The ‘food system’ concept, which integrates an understanding of the activities of producing, distributing, trading and consuming food with the food security outcomes relating to access, availability and utilisation of food, provides a robust framework for food security analyses. An effective food security research agenda needs to not only encompass all these activities and outcomes, but also note the range of biophysical, socioeconomic and political food system drivers across and along spatial, temporal and jurisdictional scales. This is because food insecurity arises from vulnerability of the food system to combinations of stresses induced from changes in these drivers.
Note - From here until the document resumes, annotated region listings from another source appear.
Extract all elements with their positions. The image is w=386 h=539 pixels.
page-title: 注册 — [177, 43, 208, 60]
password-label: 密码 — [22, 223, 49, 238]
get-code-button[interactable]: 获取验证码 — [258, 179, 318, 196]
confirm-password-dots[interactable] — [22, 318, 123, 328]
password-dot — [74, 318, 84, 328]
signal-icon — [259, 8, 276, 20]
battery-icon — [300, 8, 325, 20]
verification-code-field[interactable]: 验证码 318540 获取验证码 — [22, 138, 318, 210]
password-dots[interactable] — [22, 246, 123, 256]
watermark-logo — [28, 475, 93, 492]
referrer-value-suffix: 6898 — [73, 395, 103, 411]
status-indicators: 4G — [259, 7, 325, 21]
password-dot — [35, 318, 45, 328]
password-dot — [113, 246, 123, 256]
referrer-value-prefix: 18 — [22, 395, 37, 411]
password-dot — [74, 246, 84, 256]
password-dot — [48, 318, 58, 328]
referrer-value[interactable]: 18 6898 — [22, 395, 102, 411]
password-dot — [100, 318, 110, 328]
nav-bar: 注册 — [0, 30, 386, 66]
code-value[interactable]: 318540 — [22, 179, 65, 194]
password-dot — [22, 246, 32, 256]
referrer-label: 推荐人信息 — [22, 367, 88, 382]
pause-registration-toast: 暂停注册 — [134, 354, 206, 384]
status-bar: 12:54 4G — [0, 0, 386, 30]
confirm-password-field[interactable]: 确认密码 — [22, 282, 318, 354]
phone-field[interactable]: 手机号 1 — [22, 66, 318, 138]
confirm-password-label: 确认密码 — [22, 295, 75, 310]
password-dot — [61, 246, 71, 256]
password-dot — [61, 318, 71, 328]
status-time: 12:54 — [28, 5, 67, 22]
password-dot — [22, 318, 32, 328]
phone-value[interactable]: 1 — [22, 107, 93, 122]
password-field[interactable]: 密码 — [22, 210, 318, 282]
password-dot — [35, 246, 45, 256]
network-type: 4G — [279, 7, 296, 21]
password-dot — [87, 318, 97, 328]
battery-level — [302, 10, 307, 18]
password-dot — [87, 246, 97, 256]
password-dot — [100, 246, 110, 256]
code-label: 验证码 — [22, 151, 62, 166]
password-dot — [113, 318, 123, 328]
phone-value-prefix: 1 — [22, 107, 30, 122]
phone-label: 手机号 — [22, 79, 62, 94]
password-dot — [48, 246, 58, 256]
The ability to overcome these stresses, and thereby enhance food security, would be increased if policy and technical options were considered more specifically at regional level, in addition to at local and global levels. This is however challenging due to the diversity of stakeholder groups operating at this level (e.g. government and NGOs; researchers and research funders; and business and civil society) all of whom have their own motives and objectives. Further, there are numerous interactions with higher and lower levels on these scales, and insufficient knowledge and awareness of actions taken at these other levels often leads to ‘scale challenges’. Participatory research methods (e.g. surveys, consultations and scenario exercises) have been found in this research to help overcome these ‘scale challenges’.

Improved understanding of how food systems operate will help food security planning by identifying where, when and how vulnerability arises; and hence what sorts of adaptation interventions are needed, and where and when they would be most effective. Understanding can be enhanced by integrating concepts from production ecology, agroecology and human ecology with concepts of food systems and scales, to develop the notion of ‘food system ecology’.